Dia lupa kalo orang di sebelah yang dikomentari ini juga ngerti bahasa Indonesia. Gubrak.
Ngantrinya cukup lama. Kita kebagian kapal kloter kedua. Menyebrang
dengan kapal menuju Nami Island, buat orang palembang ga beda jauh kaya’
nyebrang ke pulau kemaro atau pulau kerto. Beda lebih gedean aja sih kapalnya.
Pemandangannya juga beda sih. Kita bisa lihat deretan bukit yang ditutupi pohon
yang mulai berubah warna. Penyebrangan sekitar
5-10 menit, tiba di pulau Nami.
Nami Island
Memang waktu yang pas saat kami mengunjungi nami island ini.
Pohon-pohon sudah mulau berubah warna kuning. Ada juga yang berubah warna
merah. Namun masih menyisakan warna hijau daunnya. Awalnya sih ekspetasi saya
terlalu besar pada keindahan pulau nami ini. Pemandangannya tidak begitu rimbun
oleh pohon. Yah mungkin karakter pohon empat musim beda dengan karakter pohon
hujan tropis yang biasa gue lihat di depan kampus. Gue sempet kesusuahan
mencari angle foto agar mendapatkan background warna yang cantik. *Tapi
akhirnya pas sampe rumah agak nyesel juga sih kenapa ga jepret banyak-banyak,
karena ternyata walau tidak begitu indah dipandang mata, tempat ini fotogenik
banget, apalagi didukung sama kamera cantik punya temen*.
Sambil jalan-jalan mencari spot legendaris, kita ngelewatin tempat makan,
di situ ada musholla. Alhamdulillah ya, bisa sholat dulu. Selesai sholat,
matahari sudah mulai mau menghilang. Kita buru-buru cari spot paling oke.
Akhirnya nemu juga di hampir ujung pulau, barisan pohon ginko yang daunnya
sudah berwarna kuning. Karean hari udah mulai gelap, satu-persatu member
bebeb-bebeb ini buru-buru gantian foto-foto cantik. I’m soooooo happy!. Kita
juga sempetin lihat patung legendaris itu, Winter Sonata. Walau hari mulai gelap,
temen-temen bebeb masih tetep semangat aja buat foto ini foto itu.

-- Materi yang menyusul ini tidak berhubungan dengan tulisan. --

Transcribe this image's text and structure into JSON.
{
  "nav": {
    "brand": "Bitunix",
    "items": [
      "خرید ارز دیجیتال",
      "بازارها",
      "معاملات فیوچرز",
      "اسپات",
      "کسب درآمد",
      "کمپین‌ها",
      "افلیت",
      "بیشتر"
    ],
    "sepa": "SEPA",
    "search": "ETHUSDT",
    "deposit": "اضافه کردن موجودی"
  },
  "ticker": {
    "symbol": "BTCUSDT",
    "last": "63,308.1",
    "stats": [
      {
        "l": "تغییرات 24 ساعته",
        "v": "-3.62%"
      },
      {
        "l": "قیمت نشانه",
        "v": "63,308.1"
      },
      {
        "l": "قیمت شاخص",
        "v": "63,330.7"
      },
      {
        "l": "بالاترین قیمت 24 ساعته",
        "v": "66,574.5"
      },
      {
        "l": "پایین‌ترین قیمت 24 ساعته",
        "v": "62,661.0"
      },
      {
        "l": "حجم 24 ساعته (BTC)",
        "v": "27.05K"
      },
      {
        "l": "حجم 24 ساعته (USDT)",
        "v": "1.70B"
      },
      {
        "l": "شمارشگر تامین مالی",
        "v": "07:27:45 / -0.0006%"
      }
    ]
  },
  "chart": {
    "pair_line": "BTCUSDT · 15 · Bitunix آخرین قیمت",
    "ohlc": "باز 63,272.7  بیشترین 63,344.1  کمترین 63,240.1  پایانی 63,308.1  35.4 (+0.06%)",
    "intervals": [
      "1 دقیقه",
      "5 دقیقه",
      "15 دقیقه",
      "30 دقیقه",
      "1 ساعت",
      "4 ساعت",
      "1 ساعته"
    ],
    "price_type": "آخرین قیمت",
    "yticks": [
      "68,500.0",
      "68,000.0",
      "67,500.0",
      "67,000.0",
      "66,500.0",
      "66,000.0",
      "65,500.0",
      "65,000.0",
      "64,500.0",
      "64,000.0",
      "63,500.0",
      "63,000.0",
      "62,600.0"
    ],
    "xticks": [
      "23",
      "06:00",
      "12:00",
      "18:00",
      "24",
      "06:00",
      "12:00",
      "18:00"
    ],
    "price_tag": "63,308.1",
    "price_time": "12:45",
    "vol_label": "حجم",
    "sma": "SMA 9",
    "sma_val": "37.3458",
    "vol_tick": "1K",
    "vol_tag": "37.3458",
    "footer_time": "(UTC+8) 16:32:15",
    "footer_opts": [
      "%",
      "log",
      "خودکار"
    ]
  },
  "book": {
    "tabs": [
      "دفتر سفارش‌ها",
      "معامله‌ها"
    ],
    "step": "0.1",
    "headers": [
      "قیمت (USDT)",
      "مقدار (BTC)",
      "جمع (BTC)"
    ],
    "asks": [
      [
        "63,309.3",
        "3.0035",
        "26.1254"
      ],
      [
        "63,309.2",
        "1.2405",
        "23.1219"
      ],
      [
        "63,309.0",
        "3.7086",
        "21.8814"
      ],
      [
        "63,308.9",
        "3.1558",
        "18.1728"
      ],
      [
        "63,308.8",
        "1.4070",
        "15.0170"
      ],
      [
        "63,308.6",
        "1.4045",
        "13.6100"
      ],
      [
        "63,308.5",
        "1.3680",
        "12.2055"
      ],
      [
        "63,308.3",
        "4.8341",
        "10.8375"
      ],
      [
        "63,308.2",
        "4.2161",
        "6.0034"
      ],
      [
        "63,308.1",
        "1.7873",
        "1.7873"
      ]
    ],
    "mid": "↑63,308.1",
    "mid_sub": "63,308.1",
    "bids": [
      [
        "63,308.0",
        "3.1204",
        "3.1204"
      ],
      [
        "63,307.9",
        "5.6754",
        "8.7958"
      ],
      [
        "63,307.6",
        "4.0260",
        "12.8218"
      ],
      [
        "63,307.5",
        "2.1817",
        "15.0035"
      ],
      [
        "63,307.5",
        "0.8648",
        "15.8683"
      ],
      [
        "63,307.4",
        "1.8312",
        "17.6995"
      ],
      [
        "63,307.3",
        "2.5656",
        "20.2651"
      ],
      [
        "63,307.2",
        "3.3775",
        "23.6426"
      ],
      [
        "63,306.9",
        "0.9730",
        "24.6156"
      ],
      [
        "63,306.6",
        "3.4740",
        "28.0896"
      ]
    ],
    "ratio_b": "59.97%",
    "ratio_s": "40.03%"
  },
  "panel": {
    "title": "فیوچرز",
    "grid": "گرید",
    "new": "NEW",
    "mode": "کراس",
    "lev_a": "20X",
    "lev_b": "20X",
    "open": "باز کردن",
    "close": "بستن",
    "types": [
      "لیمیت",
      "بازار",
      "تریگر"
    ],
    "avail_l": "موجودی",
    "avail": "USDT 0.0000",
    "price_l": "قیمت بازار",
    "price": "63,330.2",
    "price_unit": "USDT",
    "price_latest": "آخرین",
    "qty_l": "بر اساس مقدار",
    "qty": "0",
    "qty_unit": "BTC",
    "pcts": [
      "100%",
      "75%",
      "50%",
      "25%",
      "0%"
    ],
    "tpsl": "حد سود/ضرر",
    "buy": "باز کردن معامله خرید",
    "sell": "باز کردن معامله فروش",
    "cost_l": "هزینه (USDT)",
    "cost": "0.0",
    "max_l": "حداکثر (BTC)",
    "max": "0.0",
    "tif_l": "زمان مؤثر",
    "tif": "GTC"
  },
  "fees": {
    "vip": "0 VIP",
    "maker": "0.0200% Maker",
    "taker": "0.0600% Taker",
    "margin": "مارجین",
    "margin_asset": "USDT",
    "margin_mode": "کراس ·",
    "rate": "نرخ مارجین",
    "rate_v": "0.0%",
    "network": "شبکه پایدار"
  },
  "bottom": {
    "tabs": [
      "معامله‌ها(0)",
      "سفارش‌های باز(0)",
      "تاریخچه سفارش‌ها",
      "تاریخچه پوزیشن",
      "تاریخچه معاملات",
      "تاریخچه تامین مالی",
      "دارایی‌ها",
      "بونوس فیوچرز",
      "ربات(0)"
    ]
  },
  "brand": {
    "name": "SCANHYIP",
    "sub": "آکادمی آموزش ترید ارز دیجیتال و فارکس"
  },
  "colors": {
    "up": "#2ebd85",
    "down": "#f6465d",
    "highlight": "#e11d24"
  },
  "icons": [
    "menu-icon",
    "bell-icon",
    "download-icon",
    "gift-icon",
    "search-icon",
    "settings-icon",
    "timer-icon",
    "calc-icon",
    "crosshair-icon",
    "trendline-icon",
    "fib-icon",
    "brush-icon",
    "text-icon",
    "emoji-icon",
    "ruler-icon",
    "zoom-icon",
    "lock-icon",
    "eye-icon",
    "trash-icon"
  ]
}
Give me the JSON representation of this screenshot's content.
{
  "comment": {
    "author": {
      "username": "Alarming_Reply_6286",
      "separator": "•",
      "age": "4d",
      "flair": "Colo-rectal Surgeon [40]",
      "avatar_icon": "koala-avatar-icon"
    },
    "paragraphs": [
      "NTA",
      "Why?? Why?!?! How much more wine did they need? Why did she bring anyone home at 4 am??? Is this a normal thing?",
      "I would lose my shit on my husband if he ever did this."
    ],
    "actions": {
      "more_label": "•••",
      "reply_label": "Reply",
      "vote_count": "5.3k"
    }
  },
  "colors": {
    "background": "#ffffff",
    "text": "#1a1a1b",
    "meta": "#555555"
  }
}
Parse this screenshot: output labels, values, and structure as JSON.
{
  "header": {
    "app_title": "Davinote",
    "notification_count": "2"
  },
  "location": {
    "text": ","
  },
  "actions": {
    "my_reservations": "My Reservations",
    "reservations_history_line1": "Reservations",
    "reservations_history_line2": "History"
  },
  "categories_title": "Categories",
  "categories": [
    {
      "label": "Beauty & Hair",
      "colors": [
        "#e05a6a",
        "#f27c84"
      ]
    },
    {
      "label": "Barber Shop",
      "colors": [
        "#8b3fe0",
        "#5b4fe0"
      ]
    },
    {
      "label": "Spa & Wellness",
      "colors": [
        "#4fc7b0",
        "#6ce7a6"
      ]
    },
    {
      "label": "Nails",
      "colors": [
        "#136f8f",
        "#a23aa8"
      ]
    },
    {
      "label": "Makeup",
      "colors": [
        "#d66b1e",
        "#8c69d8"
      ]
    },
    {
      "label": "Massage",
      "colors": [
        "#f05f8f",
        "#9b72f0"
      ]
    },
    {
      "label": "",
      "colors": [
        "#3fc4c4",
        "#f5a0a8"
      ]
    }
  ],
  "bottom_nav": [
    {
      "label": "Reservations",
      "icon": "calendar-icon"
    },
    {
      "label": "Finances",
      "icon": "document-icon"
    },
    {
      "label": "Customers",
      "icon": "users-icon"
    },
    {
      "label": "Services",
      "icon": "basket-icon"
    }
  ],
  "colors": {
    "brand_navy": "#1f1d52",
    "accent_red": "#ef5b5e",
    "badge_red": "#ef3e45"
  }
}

Tak lama, hujan rintik mulai turun. Kita buru-buru cari tempat berteduh. Labuhan kita di kala senja itu adalah restoran yang memiliki makanan halal. Kita memutuskan untuk makan malam lebih cepat, selain karena tadi ga makan siang (makan sih sbenernnya, onigiri yang dibeli’in temen bebeb di convinience store di stasiun tadi), kita juga takut nanti balik ke Seoul susah lagi cari makanan halal. Malam itu, gue mesen Bulgogi Bibimbab seharga 10,000 won. Rasanya sih, biasa aja, kaya’ rendang. Heheh...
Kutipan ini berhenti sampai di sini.